On Wed, Oct 03, 2001 at 03:11:11AM -0700, James R. Cunningham scripsit:
> Hi guys, for some time I've been interested in the observation that
> there don't appear to have been many small pterosaurs by the end of
> the Cretaceous -- and there don't appear to have been any large birds.
> I've wondered about the effects of mutual competition in that regard,
> especially since in the last month, I've run across some indicators
> for perhaps three giant pterosaurs in the size range of northropi, all
> azhdarchid and all seemingly larger than the probable maximum for
> birds.  What is your take on interactions with regard to size?

I'd point out that there isn't enough data to draw inferences from.
Pterosaurs and birds both fossilize infrequently, and new finds still
regularly upset the established picture of what was where when.

It makes more sense to say that in the shore environments for which
we've got fossils at all, there don't seem to be many small pterosaurs
and there don't seem to be many large birds by the end of the Cretacous,
but AFAIK, there is no site with sufficently many specimens for this to
be a comfortable statistical inference, and the places we don't have
fossils from might have been rife with large birds, small pterosaurs,
and sixty kilo arboreal sauropods, we just don't know.

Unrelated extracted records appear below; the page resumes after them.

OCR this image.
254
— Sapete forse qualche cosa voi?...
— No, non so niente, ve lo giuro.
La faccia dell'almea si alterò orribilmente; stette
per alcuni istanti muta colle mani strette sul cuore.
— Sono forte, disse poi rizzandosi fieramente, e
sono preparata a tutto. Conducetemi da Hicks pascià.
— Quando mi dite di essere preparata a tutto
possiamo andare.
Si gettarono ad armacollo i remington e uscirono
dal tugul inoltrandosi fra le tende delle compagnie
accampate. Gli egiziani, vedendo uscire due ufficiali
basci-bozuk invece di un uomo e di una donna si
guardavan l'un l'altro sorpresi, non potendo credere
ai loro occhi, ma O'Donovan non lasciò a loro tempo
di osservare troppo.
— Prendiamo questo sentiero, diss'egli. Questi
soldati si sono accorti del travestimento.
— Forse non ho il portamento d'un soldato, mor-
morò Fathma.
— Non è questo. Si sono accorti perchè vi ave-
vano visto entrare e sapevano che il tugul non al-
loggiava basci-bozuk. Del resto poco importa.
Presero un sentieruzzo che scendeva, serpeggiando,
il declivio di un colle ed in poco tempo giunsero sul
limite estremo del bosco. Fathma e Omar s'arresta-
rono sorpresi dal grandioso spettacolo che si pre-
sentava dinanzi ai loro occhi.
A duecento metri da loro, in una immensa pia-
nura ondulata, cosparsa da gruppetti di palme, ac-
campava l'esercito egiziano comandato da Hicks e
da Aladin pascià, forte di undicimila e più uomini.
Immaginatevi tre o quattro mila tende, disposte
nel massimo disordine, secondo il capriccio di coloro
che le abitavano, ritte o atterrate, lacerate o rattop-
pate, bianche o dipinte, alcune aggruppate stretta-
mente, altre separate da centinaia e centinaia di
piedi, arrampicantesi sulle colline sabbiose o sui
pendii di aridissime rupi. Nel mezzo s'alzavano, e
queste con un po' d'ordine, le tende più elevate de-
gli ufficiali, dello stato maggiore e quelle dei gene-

On the other hand, the very largest flying birds known are barely
getting into 'medium' for pterosaurs; the flight mechanics have to have
been very different, on the basis of wing structure; and feeding
behavour for pterosaurs and early birds may have differed sufficently to
avoid direct niche competition.  It's entirely possible that smaller
pterosaurs were outcompeted by *larger* pterosaurs in the marine niches;
something had to have been driving the size increases, and it's
plausibly related to success as a skim-feeder.

-- 
                           graydon@dsl.ca
               To maintain the end is to uphold the means.